From the January 8, 1938, issue
By Science News
PROF. WESLEY C. MITCHELL NAMED AAAS PRESIDENT
For the first time in many years a representative of the social sciences was elected to the presidency of the American Association for the Advancement of Science when Dr. Wesley C. Mitchell was chosen to head the organization next year.
Dr. Mitchell is professor of economics at Columbia University and director of research of the National Bureau of Economics Research in New York City. He holds doctors’ degrees from the University of Chicago and Columbia.
Dr. Mitchell was born in Rushville, Ill., 63 years ago. He has gained recognition as a student of business cycles. In addition to his long career as an economist and teacher, he has served on many government technical committees. He served as chairman of the President’s Committee on Social Trends from 1929 to 1933. He was a member of the National Resources Board, 1934–35.

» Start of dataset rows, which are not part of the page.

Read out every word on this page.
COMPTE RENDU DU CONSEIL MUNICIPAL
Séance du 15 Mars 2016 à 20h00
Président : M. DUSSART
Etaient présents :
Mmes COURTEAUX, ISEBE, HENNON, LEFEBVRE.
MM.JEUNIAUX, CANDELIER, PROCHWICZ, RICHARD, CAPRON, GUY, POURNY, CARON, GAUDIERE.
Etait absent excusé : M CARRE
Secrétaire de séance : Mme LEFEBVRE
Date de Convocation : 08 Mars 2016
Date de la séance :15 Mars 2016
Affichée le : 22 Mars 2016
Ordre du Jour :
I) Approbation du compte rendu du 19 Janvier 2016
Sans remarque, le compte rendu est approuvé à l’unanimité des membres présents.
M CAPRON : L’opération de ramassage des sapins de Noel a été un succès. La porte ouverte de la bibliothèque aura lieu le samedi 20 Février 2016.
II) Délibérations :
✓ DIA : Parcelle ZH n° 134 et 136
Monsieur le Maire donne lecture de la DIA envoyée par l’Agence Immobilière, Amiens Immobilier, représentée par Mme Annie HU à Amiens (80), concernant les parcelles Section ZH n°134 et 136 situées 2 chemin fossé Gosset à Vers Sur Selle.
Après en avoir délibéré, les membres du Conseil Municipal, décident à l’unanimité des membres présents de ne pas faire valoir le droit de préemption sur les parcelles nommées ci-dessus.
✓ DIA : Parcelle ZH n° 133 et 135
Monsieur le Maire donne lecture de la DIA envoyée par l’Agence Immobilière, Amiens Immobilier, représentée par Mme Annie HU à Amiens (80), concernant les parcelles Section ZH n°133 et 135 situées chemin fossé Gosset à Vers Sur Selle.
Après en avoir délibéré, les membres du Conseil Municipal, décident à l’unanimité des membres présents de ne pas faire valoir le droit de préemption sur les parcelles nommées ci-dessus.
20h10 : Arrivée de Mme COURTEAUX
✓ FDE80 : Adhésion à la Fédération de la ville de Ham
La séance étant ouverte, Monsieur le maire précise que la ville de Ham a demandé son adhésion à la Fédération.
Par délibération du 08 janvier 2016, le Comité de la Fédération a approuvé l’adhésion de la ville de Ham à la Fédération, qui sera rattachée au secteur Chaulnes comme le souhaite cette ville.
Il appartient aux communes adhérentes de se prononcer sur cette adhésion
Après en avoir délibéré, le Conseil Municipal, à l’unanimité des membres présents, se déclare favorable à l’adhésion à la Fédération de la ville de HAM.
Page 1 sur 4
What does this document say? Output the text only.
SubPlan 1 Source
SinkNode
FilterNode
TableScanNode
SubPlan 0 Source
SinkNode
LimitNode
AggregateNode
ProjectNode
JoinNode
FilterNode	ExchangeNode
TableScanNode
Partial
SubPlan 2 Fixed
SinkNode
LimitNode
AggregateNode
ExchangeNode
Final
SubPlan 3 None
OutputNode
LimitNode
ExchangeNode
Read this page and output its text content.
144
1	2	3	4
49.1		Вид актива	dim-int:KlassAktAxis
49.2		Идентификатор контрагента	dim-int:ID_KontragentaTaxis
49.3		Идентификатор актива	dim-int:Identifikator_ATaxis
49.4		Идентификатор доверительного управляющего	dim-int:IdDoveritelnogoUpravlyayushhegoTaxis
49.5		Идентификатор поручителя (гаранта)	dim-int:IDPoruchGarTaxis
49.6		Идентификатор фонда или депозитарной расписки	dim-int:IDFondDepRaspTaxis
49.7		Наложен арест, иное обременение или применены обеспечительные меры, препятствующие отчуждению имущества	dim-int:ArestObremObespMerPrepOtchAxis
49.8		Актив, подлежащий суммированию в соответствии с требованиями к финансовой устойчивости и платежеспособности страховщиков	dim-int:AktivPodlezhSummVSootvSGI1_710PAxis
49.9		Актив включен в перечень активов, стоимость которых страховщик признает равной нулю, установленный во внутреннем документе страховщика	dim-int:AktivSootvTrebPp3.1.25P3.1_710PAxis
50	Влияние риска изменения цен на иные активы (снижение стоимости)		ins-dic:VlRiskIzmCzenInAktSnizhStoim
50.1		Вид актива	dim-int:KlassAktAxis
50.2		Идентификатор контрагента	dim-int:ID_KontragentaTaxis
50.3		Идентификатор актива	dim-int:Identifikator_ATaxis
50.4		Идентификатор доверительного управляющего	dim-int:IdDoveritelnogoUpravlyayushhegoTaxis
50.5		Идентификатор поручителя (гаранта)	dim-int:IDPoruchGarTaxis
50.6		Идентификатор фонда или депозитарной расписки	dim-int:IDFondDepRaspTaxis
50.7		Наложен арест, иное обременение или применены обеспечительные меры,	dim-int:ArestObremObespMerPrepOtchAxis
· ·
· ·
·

NEW GAS IS DISCOVERED HIGH IN ATMOSPHERE OF THE EARTH
A new and hitherto unknown atmospheric gas, a combination of oxygen and nitrogen, exists 10 to 25 miles above the Earth’s surface, Drs. Arthur Adel and C.O. Lampland of the Lowell Observatory, Flagstaff, Ariz., announced to the American Association for the Advancement of Science at the Indianapolis meeting.
It is nitrogen pentoxide, its molecule consisting of two atoms of nitrogen and five of oxygen. It is probably the rarest of gases of the air, present only in the outer regions where the ultraviolet rays of the sunlight bring oxygen and nitrogen into combination.
Existence of the new gas in the ozone layer of the atmosphere was demonstrated by delicate spectroscopy of the far infrared region of the spectrum. If the new gas existed nearer to Earth in the air around us, it would not be detectable by the most refined chemical and physical methods. Because the nitrogen pentoxide takes out certain portions of the sunlight as it comes through the atmosphere to Earth, its existence could be detected.
The situation of Lowell Observatory high on a mountain in a dry atmosphere contributed to the discovery.
BALL-AND-SOCKET JOINT FOUND IN DINOSAUR SKULL
What use was there for a ball-and-socket jointed bone at the back of a dinosaur’s skull?
Charles W. Gilmore, curator of vertebrate paleontology at the U.S. National Museum, would like to know.
At the back of the skull of a hadrosaur, a rooster-crested monster that once lived in Montana, he has found a bone arrangement that has never been found in any other kind of skull. A relatively small, triangular bone bears on its front edge a socket or cup, which fits neatly over a ball-shaped projection on the bone in front of it.
Whatever was the use of this unique skull-joint, it could hardly have been to make room for the hadrosaur’s massive brain. For the hadrosaur’s brain was anything but massive. It couldn’t have weighed more than 2 or 3 ounces. It was enough to see, hear, and probably smell with, but that was about all. But then, very likely a dinosaur never bothered to think—except possibly once in a while about another dinosaur.